İsrail İran’a saldırdı

Netanyahu ve çevresindekiler uzun zamandır İran’a karşı bir savaşı hayal ediyordu. Netanyahu, ülkenin sivil, askeri ve nükleer altyapılarına ve bireylerine yönelik “önleyici” saldırıyı, İran’ın asla nükleer bomba sahibi olmaması gerektiği gerekçesiyle meşrulaştırıyor.

  • Çeviri
  • |
  • Basın derleme
  • |
  • 14 Haziran 2025
  • 22:53

Eylül 2024’te İsrail hava kuvvetleri Lübnan Hizbullah’ı Genel Sekreteri Hasan Nasrallah’ı 80 tondan fazla patlayıcıyla öldürdü. Bunun ardından Başbakan Benjamin Netanyahu “yedi cephede savaş” sözü verdi. Dönemin Savunma Bakanı Yoav Gallant, İsrail Kanal 12’ye verdiği bir röportajda, başlangıçta yalnızca 40 ton patlayıcı kullanılmasının planlandığını, ancak kendisinin iki katına çıkarılmasını emrettiğini ve bu emrin yerine getirildiğini açıkladı.

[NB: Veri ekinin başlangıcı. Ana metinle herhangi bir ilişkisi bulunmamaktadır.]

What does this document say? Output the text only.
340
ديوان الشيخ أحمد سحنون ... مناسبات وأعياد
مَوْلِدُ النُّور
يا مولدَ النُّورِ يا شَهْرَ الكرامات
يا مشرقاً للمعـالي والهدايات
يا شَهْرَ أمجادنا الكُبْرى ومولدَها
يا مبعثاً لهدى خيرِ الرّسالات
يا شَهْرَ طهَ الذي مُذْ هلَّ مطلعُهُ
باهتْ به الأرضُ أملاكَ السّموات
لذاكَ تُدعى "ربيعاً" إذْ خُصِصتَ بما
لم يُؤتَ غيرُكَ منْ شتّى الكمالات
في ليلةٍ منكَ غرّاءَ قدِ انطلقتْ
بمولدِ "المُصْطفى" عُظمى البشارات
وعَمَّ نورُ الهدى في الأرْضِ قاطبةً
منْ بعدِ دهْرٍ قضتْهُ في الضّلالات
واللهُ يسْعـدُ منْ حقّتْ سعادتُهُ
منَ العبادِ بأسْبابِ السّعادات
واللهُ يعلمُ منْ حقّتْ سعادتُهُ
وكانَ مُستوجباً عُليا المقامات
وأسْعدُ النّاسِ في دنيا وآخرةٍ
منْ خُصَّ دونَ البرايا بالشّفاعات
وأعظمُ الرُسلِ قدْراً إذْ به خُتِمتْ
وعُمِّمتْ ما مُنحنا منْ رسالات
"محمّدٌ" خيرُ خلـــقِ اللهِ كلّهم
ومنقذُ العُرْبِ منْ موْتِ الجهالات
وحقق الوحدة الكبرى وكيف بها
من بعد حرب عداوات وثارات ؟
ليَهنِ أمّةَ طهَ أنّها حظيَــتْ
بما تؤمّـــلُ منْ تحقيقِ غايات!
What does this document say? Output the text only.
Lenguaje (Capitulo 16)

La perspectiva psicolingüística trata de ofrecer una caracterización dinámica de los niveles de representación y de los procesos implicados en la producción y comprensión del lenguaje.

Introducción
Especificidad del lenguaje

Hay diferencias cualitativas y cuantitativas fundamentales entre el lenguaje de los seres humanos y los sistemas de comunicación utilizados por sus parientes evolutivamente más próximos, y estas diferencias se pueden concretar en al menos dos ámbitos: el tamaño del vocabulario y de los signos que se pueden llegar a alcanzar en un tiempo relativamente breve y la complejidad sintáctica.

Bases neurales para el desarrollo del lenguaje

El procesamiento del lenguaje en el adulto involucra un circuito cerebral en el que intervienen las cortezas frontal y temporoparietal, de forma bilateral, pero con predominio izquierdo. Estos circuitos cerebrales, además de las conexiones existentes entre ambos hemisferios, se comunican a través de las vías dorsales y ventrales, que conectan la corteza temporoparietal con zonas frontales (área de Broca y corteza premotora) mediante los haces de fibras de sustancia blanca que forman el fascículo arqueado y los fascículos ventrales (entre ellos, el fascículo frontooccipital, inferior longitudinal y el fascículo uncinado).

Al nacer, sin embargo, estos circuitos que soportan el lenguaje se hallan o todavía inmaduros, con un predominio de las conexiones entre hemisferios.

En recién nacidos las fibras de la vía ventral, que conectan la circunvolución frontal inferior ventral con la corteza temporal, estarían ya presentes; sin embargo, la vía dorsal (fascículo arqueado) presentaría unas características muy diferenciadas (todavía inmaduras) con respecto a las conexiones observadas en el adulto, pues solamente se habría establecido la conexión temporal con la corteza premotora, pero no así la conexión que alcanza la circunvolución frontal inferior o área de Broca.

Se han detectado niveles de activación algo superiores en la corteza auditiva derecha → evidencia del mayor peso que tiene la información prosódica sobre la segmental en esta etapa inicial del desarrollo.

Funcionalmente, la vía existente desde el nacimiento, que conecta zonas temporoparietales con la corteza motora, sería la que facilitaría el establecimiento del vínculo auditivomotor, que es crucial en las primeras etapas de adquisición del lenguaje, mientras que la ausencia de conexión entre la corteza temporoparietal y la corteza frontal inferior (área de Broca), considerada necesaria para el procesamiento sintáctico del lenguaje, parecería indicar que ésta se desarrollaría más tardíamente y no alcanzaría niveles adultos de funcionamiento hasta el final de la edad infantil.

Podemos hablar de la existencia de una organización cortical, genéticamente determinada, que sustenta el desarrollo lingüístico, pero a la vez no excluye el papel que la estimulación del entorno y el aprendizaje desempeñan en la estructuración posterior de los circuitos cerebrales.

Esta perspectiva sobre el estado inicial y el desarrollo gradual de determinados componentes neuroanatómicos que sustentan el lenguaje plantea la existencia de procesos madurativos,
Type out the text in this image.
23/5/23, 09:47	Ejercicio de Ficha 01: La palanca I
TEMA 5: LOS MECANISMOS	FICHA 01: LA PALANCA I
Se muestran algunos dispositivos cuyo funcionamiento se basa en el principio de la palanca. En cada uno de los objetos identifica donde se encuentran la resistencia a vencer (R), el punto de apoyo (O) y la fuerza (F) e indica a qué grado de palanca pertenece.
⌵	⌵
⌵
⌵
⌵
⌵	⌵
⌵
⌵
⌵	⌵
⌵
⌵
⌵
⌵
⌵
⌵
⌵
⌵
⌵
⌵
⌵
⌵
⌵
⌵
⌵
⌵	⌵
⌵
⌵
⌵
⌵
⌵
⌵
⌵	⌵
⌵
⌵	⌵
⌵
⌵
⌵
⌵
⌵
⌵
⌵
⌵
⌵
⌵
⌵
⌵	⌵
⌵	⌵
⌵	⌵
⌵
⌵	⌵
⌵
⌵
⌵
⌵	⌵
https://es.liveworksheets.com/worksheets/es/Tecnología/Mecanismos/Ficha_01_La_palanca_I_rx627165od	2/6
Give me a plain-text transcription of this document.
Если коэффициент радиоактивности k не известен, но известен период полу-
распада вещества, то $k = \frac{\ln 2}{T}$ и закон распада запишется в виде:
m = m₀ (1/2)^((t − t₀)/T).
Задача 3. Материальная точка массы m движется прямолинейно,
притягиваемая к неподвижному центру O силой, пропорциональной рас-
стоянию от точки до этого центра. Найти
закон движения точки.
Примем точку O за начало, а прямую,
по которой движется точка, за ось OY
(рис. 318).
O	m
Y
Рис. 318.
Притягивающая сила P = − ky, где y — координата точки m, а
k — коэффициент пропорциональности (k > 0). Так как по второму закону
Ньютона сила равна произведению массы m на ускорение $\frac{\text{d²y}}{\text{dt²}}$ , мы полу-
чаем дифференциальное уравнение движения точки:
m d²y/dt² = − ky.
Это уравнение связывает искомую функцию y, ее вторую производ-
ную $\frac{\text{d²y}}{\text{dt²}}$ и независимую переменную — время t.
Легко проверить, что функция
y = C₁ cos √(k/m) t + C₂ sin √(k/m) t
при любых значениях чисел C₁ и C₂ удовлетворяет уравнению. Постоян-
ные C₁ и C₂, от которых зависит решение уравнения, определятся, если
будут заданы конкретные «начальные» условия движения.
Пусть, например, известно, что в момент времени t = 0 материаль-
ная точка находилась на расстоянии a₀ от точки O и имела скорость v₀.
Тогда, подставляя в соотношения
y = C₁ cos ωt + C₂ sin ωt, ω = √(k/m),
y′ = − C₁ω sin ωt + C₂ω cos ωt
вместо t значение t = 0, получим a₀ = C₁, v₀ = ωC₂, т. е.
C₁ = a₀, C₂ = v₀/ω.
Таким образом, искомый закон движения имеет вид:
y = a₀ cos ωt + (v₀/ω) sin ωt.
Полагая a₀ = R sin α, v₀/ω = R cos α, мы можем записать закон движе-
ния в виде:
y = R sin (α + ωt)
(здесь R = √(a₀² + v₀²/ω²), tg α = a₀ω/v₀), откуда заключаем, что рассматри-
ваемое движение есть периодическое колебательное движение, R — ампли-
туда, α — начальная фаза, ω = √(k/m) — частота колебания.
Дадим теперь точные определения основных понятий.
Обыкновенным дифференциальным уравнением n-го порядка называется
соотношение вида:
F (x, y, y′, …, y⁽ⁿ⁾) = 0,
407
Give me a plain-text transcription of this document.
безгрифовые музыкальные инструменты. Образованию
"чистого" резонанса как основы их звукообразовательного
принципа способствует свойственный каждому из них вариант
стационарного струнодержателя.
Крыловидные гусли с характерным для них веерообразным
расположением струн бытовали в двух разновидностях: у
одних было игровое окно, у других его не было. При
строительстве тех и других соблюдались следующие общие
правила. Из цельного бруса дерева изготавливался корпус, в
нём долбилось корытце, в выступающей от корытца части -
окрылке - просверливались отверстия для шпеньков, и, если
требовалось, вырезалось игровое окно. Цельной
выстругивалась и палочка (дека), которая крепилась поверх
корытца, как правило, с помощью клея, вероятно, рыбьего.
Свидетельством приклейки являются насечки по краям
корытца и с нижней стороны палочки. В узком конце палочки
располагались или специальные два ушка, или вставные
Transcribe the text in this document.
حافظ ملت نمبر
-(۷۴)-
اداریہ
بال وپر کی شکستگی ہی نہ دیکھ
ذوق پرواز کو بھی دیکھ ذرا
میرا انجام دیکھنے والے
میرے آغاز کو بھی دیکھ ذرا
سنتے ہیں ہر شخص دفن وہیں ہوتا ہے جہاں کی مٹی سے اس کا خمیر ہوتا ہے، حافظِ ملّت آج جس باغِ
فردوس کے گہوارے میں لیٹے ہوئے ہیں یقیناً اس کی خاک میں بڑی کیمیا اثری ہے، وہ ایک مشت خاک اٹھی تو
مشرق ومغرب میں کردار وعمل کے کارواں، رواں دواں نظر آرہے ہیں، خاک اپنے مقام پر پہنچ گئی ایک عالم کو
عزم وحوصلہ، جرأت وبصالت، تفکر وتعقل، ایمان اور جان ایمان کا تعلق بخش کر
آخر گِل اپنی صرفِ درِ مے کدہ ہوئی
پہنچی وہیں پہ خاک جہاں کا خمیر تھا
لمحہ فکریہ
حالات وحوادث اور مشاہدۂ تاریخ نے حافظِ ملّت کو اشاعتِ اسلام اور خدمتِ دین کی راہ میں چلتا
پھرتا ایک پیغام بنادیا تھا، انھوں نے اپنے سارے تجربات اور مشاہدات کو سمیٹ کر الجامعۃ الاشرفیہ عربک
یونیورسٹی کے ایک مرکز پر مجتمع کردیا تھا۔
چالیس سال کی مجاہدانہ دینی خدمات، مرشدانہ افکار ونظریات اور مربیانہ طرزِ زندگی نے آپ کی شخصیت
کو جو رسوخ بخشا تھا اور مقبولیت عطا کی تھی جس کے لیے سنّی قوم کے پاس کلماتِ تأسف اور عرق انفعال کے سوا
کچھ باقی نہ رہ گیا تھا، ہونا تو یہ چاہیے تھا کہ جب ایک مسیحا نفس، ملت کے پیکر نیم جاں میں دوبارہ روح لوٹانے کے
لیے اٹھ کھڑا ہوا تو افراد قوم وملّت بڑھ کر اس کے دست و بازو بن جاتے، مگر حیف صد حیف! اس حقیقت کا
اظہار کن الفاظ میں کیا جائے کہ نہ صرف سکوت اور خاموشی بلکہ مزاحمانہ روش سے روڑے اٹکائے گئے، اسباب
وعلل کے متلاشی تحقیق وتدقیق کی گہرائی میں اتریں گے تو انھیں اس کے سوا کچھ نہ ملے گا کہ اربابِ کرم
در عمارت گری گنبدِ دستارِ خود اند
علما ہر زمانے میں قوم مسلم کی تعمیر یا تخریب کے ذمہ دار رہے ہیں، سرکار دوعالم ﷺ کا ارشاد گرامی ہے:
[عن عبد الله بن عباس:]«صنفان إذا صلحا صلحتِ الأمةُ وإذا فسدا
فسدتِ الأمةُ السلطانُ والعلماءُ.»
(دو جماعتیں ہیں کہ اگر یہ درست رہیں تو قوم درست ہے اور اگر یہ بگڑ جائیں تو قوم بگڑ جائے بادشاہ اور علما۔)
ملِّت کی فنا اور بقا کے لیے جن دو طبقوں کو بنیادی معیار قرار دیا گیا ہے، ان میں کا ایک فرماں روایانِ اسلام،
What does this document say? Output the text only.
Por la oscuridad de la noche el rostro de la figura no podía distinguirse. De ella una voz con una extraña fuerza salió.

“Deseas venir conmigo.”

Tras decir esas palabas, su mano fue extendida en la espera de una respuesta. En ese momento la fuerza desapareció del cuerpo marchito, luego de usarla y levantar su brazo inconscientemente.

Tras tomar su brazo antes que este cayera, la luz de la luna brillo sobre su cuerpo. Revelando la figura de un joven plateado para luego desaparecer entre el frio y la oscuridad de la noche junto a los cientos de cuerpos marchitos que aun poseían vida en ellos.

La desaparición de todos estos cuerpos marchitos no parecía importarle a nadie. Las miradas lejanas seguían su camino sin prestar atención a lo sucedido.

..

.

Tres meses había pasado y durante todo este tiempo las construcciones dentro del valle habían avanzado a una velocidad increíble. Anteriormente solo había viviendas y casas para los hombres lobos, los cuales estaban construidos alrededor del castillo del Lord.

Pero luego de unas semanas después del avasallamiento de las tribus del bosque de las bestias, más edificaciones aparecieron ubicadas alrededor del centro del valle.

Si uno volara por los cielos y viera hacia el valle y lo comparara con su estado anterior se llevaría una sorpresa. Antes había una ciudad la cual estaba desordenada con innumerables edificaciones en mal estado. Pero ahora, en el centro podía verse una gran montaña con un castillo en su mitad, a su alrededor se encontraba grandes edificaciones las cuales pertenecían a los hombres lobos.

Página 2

Netanyahu’ya göre İsrail şu anda yedi cepheden saldırıya uğruyor ve kendini savunmak zorunda. Bu yüzden “yeniden dirilen İsrail” adına yedi cephede savaşılması gerektiğini savunuyor. Bu cepheler arasında Gazze’deki bir soykırım, işgal altındaki Batı Şeria’da yıkım, Lübnan’a karşı savaş, Suriye’ye yönelik saldırılar, Yemen, Irak ve nihayetinde İran’a yönelik bombalamalar yer alıyor.

İsrail’in ne silah ne mühimmat ne de finansman sorunu var. Netanyahu’yu öven ve onun ordusunun “yeniden dirilen İsrail”e boyun eğmeyen herkesi yerle bir etmesini destekleyen bağışçılar eksik olmuyor. ABD’nin BM Güvenlik Konseyi’ndeki vetoları da eksik olmuyor. Almanya’da bile, eski Bild genel yayın yönetmeni ve blog yazarı Julian Reichelt, İsrail’in Gazze’de çocukları öldürmesini haklı bularak boyun eğme anlamına gelen açıklamalar yapabiliyor.

Netanyahu ve çevresindekiler uzun zamandır İran’a karşı bir savaşı hayal ediyordu. Netanyahu, ülkenin sivil, askeri ve nükleer altyapılarına ve bireylerine yönelik “önleyici” saldırıyı, İran’ın asla nükleer bomba sahibi olmaması gerektiği gerekçesiyle meşrulaştırıyor. Gerçekte ise İran, Uluslararası Atom Enerjisi Ajansı (IAEA) ile işbirliği içinde sivil amaçlı bir nükleer program yürütüyor; bu, onun hakkı. Buna karşın İsrail, 1960’lardan bu yana ABD ve Fransa desteğiyle bölgedeki tek nükleer güç olmasına rağmen IAEA ile işbirliği yapmayı reddediyor. İsrail ne BM’yi, ne BM Şartı’nı ne de uluslararası hukuku tanıyor.

Saldırı planı pazartesi günü hayata geçirildi ve ABD yönetimine sunuldu. ABD, bölgedeki askeri üslerde ve elçiliklerdeki personelini azaltmaya başladı. İsrail Genelkurmay Başkanı Eyal Zamir’in saldırı gecesi söylediği gibi “artık geri dönüş yok”. Zamir, kim İsrail’in yoluna çıkarsa “ağır bir bedel ödeyecek” dedi. ABD Başkanı Donald Trump, hükümetinin İran’a yapılan bu saldırıyla hiçbir ilgisi olmadığını iddia ediyor ancak bir sonraki “daha da vahşi” saldırı dalgasının hazırlandığını söylüyor. Trump, İran’a seslenerek, ülke tamamen yok olmadan önce bir anlaşma yapmalarını istiyor. Ancak bu saldırı, İran’ı güvenliği için nükleer silah sahibi olmanın gerekliliğine ikna edebilir. Aynı şey, nükleer programlar geliştiren Körfez ülkeleri için de geçerli.